Sevgili kadınlar... "Sen erkeksin, karışma" diyenleriniz de çıkacaktır, biliyorum ama...
Gördüğüm manzaraya itiraz etmeden rahat edemeyeceğim.
Malum, geçtiğimiz pazartesi 8 Mart Dünya Kadınlar Günü'nü Türkiye'de de idrak ettik! Şimdi söyleyin bana...
8 Mart'ta bir kafede otururken o bölge belediyesinin görevlilerinin içeri girip masanıza bıraktığı karanfil ne düşündürttü size? Siyasal suiistimale uğradığınız veya baştansavmacı bir yapaylıkla karşı karşıya olduğunuz hissi içinizi sarmadı mı?

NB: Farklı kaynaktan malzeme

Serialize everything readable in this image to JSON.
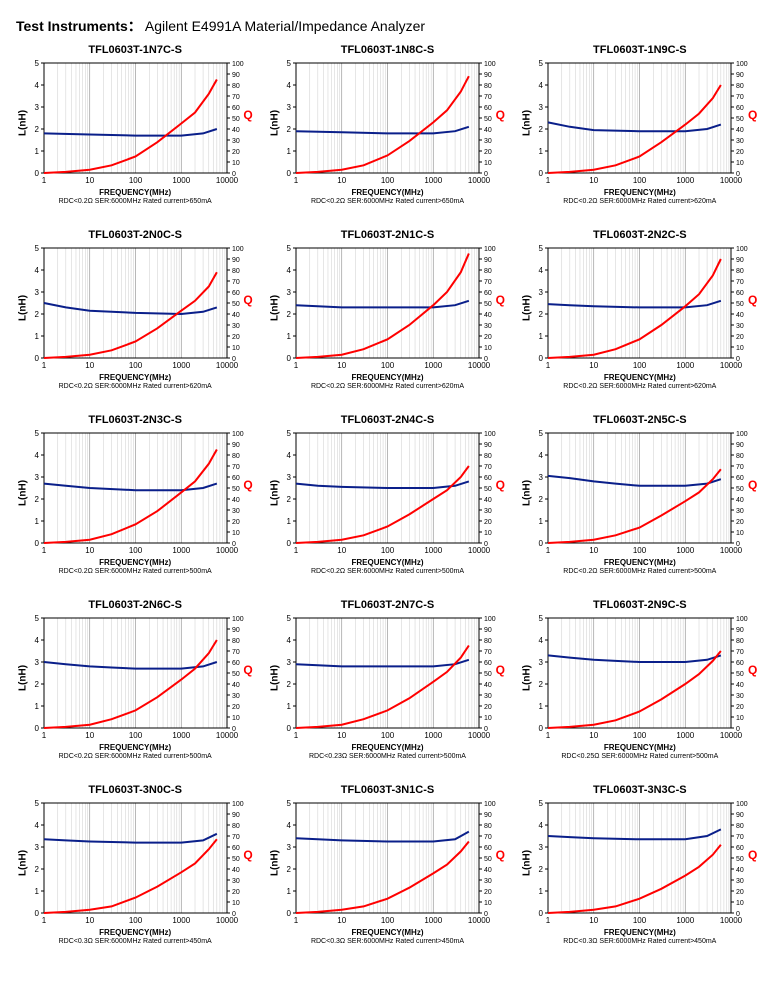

Böyle bir gün hangi nedenle doğmuş ve kutlanır olmuştu ki! Erkekler tarafından gönüllerinizin hoş tutulduğu bir gün olsun diye mi?
Bunu hiç merak etmiyor musunuz?
***
Pazar ve pazartesi tv programlarına göz gezdirdim, bizim Yaşamdan Dakikalar da dahil, hemen hepsi 8 Mart'ı kadınlar hakkında iki güzel laf etme fırsatı olarak gördü ve konuyu açmalarıyla kapatmaları bir oldu. O günün akşamı şehrin kalabalık caddelerinden birindeydim. Bir grup güleryüzlü genç kadın "kadınlar özgür olsa, dünya yerinden oynar" diye bağırarak geçtiler. Etraftaki öteki kadınlar ise "Canım bütün bunların ne ilgisi var, dünyayı yerinden oynatmakla!" der gibi baktılar onlara.
Bazı popüler kadın köşe yazarlarını okudum o gün. "Kadınlık durumu" üzerine yazmışlardı ama acılı bir yemeğin üzerine atıştırılan bol kremalı bir tatlıdan söz eder gibiydiler.
O zaman içimden dedim ki..
8 Mart'ın çıkışını, tarihini, varlık nedenini yeniden hatırlamanın zamanı geldi galiba!
***
Niye 8 Mart?..
Farkındayım, aklını eğlenceyle bozmuş fakat neşesini bir türlü bulamamış popüler kültür ve sit-com'cu medya Dünya Kadınlar Günü'nün neden 8 Mart'ta kutlandığının merak edilmemesi için sekiz takla atıyor.
Ama bilmek gerek!
1857 yılıydı. New York şehrindeki bir dokuma fabrikasının işçileri çalışma koşullarının iyileştirilmesi için greve başlamıştı. 8 Mart'ta polis grevcilere saldırdı ve hepsini fabrikaya kapattı. Yangın çıktı. Çoğu kadın olan 129 işçi yanarak can verdi.
İlk olarak 1910'da sosyalist militan ve düşünür Clara Zetkin ABD'de yaşanan faciayı anmak adına 8 Mart'ların "Dünya Emekçi Kadınlar Günü" ilan edilmesini istemişti.
Dediğim şu...
8 Mart'ların ciddi bir meselesi vardır.
Bugünden baktığımızda...
Mesele artık sadece emekçiler bağlamında ele alınmayabilir.
Ama bu mesele elbette hâlâ kadınların sömürülmesi, kadına karşı şiddet ve cinsiyet ayrımcılığı meselesidir.